The strain ES-1 was isolated from the salt mine and can grow well on TSA supplemented with 0–1.71 M salt concentration (Fig. 2). Genome mining showed that the strain harbors several genes associated with salt tolerance. For instance, the genes betA and betB involved in glycine-betaine synthesis were identified in the ES-1 genome (Supplementary file 2; Table S5). These two genes are reported to be the most important genes associated with salt tolerance (Liu et al. 2016). Further, trehalose functions as an osmoprotectant under extreme conditions such as drought, high salt concentration, and osmotic stress (Duan et al. 2013). Garg and his colleagues previously reported that trehalose accumulates in plant and enhance systematic resistance to abiotic stresses (Garg et al. 2002).

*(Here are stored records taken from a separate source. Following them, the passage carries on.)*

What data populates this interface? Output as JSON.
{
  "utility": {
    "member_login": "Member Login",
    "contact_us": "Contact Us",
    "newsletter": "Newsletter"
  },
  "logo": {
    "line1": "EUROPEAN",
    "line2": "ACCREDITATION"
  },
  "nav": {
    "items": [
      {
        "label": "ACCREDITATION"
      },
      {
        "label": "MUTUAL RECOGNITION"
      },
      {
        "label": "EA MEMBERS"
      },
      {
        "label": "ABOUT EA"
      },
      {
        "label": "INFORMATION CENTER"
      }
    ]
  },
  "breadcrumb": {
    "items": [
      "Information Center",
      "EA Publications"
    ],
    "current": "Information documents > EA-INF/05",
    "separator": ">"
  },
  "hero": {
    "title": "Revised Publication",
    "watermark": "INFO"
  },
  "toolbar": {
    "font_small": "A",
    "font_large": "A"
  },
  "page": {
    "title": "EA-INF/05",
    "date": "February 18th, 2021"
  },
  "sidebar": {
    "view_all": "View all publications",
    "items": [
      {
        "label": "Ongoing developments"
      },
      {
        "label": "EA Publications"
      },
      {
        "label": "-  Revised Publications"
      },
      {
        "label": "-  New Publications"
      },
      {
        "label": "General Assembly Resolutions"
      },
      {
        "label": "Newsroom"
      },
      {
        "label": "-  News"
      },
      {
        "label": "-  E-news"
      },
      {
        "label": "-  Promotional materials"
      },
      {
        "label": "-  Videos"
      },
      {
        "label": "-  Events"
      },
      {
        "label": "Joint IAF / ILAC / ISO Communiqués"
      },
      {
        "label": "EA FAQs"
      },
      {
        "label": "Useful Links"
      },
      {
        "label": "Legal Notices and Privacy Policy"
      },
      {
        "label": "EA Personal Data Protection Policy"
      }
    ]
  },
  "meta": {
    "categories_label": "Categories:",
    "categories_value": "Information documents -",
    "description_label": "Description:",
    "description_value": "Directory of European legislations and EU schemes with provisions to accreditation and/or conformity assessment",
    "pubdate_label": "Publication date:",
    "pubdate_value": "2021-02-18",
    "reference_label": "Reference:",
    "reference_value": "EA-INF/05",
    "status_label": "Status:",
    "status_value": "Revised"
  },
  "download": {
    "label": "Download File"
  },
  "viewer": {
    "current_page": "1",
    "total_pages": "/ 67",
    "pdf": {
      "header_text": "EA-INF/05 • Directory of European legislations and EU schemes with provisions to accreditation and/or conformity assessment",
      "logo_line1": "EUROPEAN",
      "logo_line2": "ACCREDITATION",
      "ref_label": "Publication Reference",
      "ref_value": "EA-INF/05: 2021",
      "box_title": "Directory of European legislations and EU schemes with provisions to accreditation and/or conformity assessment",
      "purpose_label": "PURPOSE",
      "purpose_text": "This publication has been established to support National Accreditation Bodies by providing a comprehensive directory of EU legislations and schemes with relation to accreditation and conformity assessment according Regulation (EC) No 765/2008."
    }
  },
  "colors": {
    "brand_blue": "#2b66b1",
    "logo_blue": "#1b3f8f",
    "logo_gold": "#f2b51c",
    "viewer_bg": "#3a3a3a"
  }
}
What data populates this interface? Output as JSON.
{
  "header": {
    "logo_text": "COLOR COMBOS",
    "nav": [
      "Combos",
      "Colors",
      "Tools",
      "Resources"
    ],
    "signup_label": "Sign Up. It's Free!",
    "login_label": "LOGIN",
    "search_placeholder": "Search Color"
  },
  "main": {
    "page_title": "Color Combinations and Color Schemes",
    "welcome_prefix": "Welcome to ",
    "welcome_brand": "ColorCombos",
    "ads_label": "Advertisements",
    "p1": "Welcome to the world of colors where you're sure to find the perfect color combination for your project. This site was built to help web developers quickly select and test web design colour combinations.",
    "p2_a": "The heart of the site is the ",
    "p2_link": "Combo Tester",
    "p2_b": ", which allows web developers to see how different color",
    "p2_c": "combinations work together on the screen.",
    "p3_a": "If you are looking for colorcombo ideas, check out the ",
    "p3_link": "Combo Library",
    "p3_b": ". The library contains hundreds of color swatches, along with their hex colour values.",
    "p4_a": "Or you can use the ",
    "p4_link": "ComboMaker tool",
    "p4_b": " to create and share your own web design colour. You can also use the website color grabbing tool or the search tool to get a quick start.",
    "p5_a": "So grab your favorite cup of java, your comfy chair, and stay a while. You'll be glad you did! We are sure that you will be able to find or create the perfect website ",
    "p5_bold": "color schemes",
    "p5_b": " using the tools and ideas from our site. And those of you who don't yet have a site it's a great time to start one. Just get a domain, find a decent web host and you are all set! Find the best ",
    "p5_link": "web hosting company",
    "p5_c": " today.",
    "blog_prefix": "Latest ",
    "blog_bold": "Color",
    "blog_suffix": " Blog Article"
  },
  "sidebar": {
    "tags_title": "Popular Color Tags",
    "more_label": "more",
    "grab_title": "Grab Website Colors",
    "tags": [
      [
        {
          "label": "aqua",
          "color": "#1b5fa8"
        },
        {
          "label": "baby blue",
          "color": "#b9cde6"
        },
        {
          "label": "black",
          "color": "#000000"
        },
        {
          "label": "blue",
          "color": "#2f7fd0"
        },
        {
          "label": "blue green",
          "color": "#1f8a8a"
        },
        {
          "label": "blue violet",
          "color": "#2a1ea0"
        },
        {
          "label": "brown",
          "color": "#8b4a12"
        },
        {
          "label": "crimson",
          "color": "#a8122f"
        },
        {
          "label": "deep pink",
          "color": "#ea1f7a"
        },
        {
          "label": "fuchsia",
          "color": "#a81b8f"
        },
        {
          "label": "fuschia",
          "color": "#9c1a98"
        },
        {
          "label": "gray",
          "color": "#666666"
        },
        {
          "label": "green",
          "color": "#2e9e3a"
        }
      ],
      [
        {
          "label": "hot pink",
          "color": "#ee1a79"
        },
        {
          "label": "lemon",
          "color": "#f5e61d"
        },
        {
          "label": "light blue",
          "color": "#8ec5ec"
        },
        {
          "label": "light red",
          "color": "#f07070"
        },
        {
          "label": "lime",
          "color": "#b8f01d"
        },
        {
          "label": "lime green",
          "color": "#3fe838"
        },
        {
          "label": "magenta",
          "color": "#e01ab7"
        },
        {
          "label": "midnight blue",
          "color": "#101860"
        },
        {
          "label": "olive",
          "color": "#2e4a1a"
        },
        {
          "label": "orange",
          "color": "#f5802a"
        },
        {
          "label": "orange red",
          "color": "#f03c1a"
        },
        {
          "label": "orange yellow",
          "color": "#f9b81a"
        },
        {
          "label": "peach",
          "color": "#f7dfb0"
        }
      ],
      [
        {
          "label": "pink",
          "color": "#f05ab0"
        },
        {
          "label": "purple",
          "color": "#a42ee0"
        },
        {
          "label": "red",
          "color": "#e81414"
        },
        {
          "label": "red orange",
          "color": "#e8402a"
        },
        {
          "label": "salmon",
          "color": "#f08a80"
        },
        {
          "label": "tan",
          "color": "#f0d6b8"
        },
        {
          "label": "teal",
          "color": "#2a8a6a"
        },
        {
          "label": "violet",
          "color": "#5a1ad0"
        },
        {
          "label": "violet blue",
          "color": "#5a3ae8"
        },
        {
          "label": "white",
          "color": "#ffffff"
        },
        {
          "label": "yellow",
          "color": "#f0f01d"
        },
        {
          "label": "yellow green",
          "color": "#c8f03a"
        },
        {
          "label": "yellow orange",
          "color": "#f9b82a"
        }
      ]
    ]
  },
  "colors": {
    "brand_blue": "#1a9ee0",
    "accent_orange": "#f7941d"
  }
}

In bacteria, five trehalose biosynthesis pathways have been reported including ostsAB, treS, treT, treP, and treYZ (Paul et al. 2008). Here, in the strain ES-1 genome, treP biosynthesis pathway was identified. In addition, trehalose regulator (treR) and transport (sugA) genes were also identified in the ES-1 genome. Trehalose biosynthesis via treP biosynthesis is a single-step process where glucose are converted to trehalose by trehalose phosphorylase (treP). Subsequently, trehalose may be hydrolyzed via treA and produce two glucose molecules. This is a common pathway present in the microorganism and associated with adaptation and survival in extreme environments.

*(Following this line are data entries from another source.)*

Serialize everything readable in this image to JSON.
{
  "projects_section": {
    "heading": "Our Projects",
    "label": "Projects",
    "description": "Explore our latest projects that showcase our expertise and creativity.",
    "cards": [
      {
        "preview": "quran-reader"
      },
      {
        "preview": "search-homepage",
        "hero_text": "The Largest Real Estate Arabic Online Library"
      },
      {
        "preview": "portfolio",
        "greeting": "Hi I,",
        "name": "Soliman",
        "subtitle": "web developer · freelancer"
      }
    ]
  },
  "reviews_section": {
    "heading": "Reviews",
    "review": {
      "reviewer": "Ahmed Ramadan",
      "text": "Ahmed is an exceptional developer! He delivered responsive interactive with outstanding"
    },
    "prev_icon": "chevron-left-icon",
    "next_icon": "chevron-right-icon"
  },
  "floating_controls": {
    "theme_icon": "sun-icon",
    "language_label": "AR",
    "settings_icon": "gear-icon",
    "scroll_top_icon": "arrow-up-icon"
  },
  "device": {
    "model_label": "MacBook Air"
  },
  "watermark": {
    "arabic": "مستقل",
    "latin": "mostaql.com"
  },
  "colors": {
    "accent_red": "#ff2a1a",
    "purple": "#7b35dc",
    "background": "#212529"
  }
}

Furthermore, several osmoregulatory receptor genes were identified in the ES-1 genome (Supplementary file 2; Table S5). For instance, the kdpD is responsible for detecting hyperosmotic stress and triggering the expression of genes involved in the accumulation of solutes and cell wall synthesis (Möker et al. 2004). In response to high salt concentration, they may also trigger the expression of kdp operon, which encodes for a high-affinity K+ ions uptake system (Heermann and Jung 2010). Additionally, the genes encoding for transport systems such as Na+/H+ antiporter transport system for exporting Na+ and importing H+ and K+ transport system for K+ accumulation (Epstein 2003) were determined in the ES-1 genome to survive in hyperosmotic conditions ( Supplementary file 2; Table S5). The strain ES-1 genome also carries protein quality control system-related gene htpG, htpX, groL, groS, grpE, dnaK, and dnaJ, which are called molecular chaperons and play a vital role in stress response (Susin et al. 2006).

Conclusion

The current study sheds light on the genomic and biochemical characterization of a potential plant growth-promoting B. paralicheniformis strain ES-1 isolated from an unexplored salt mine in Karak, Pakistan. Among B. paralicheniformis species the strain MDJK30 was previously reported as potential PGPB and 11 secondary metabolites BGCs were identified (Wang et al. 2017) as compared to ES-1 where 12 BGCs were found. Furthermore, the current study revealed various features of B. paralicheniformis that are associated with their commensal lifestyle with plant roots such as open pan-genome, high diversity of transport, and the metabolism of amino acids and carbohydrates. The essential genomic and plant growth-promoting characteristics of strain ES-1 highlight the conjunction application of various microbes and imply the future research focus towards a holistic strategy for plant growth promotion. The complementarity of their antimicrobial activities and plant growth promotion will pave the way for their application as an alternative sustainable approach to enhance agriculture production under salt-stress conditions.